Babacan’ın açıklamaları sonrasında gelen tepkiler aşağı yukarı yukarıda yazılanlarla sınırlı kaldı. Siyaseti, fikirlerin/politikaların değil, makamları işgal eden kişilerin değişikliğine indirgeyip, aynı fikirlerden/politikalardan kişilerin değişikliğine bağlı olarak farklı sonuç bekleyen körleşmemizin sonucu olarak;

Bırakın son 40 yılı, son 20 yılı, son 10 yılda dünya çapında yaşanan çatışmalar, yıkımlar, altüst oluşlar, insanlık dramları, bunlara karşı dünyanın dört bir yanında ortaya çıkan, artarak çıkmaya devam eden başkaldırılar görmezden gelinerek ya da görmek istenmeyerek, 40 yıllık ezberler tekrar edildi.

Herkes kendi pozisyonu/çıkarı ne gerektiriyorsa yine o şekilde konuşmaya o şekilde davranmaya devam etti. Ancak, bırakın sıradan vatandaşları, akademi ve siyaset dahil hiçbir kesim, 1980’den bu yana faturası doğrudan vatandaşa ödetilen ekonomik krizlerle kesilen ancak2001 sonrasında ucuz ve bol krediyle yani borç parayla sağlanan ödünç refah sayesinde topluma yutturulabilen neoliberal küreselleşmecilik hapının, borç musluklarının büyük ölçüde kesildiği günümüz dünyasında halen geçerli olup olamayacağını sorgulamadı.

Neoliberal küreselleşmeciliğin merkez üssü olan gelişmiş ülkeler dahi, uzun yıllardır kibirle savundukları politikaların kendi dünyalarını altüst ettiğini, geç de olsa fark ederek yeniden kamu ve sosyal devlet diyerek, 40 yıl önce küreselleşme uğruna terk ettikleri sisteme dönme olasılığını ciddi ciddi tartışırken, bizde kimsenin aklına ülkeyi defalarca krize sokan, yoksullaştıran, yabancının parasına, teknolojisine, fabrikasına muhtaç, siyaseti yabancıların karar ve isteklerine mahkum eden sistemi tartışmak gelmedi.
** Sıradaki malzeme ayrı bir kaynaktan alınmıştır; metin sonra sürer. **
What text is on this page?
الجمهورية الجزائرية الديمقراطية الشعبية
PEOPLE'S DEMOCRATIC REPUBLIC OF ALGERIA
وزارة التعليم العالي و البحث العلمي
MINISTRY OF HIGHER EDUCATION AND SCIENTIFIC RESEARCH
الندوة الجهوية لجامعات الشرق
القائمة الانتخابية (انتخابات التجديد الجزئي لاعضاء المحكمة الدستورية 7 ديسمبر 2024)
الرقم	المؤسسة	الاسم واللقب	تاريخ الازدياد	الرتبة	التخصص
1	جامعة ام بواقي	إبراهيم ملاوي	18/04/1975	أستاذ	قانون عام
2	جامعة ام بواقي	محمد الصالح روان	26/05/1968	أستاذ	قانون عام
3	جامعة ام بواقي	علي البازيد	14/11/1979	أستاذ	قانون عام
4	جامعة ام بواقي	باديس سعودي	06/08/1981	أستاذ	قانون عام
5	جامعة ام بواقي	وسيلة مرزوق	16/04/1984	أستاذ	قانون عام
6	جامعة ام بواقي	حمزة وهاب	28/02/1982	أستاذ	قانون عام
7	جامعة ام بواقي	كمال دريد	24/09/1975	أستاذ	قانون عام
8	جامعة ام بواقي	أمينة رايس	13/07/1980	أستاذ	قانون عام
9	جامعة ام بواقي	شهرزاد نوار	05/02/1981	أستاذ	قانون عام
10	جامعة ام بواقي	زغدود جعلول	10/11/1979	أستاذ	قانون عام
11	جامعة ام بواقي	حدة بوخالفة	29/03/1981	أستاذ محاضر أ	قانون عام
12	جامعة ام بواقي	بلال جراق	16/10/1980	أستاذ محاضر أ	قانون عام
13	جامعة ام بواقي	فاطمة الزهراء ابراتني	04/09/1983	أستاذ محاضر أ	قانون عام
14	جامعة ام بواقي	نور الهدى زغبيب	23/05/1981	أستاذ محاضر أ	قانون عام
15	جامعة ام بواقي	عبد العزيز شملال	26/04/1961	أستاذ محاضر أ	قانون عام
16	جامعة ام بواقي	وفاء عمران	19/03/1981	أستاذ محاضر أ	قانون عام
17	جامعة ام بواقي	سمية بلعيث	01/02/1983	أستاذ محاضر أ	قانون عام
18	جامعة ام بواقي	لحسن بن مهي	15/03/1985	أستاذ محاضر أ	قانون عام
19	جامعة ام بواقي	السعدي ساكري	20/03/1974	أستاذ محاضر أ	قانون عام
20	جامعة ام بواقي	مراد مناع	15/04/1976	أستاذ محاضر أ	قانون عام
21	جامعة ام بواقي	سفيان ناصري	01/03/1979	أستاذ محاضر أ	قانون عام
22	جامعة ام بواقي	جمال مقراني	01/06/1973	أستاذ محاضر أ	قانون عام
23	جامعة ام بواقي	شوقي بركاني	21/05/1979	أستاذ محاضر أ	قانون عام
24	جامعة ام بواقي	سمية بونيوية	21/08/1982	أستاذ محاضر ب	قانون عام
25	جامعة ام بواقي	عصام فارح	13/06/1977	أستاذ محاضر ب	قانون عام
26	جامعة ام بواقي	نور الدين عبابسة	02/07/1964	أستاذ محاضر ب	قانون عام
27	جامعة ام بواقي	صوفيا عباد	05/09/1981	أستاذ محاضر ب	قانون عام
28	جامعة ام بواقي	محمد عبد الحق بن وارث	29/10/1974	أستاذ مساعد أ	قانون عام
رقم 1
Sonuç olarak, bu gün yaşanan sıkıntıların nedeni olan, ekonomik ve siyasi bağımsızlık karşıtlığında şekillenen neoliberal küreselleşmecilik çizgisinin, yeni isimler piyasaya sürülerek bir kez daha umut olarak diriltilmeye çalışılıyor olması hiç kimseyi şaşırtmadı.